Midfielder: Alex Iwobi (Arsenal, 20)
In his second season as a first-team squad member, he has been a regular first-choice selection for significant parts of this campaign. The Nigerian has a trick or two up his sleeve, as might somebody who is the nephew of Jay-Jay Okocha, and links play up well between midfield and attack. He has to take a creative backseat, with the likes of Mesut Ozil and Alexis Sanchez around, but manager Arsene Wenger clearly sees a lot in him.
Forward: Dele Alli (Tottenham, 20)
The problem Tottenham face with Alli is bottling up expectations in a player who at 20 already looks like the real deal.

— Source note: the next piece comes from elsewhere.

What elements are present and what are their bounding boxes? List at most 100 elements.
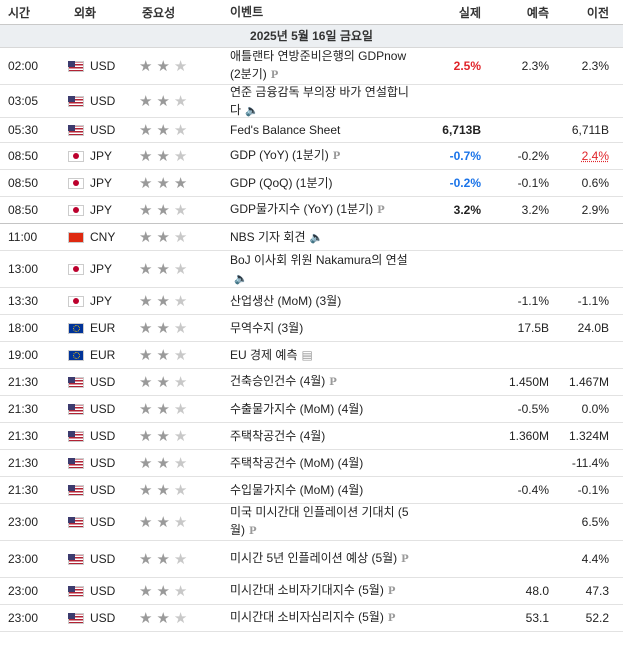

Two full seasons in the Football League with MK Dons undoubtedly strengthened him, but Spurs perhaps never thought they had signed a player of such attacking gifts. Initially thought of as a central midfielder, he now thrives in a free role off Harry Kane, offering an intimidating goal threat, as previously invincible Chelsea found out when he scored both goals in a 2-0 win a month ago.
Forward: Gabriel Jesus (Manchester City, 19)
Jesus has reminded big clubs that January can be a good time to add personnel. The Brazilian is galvanising City, finally playing the brand of attacking football that was expected from them when Guardiola pitched up at the Etihad. There are even smiles on the manager's face, though Sergio Aguero is not nearly so happy. Jesus was wanted by Europe's top clubs, and City had to wait until January to use him as he stayed on to finish the season with Palmeiras. Three goals in his past two games and incendiary attacking performances suggest the wait was worth it.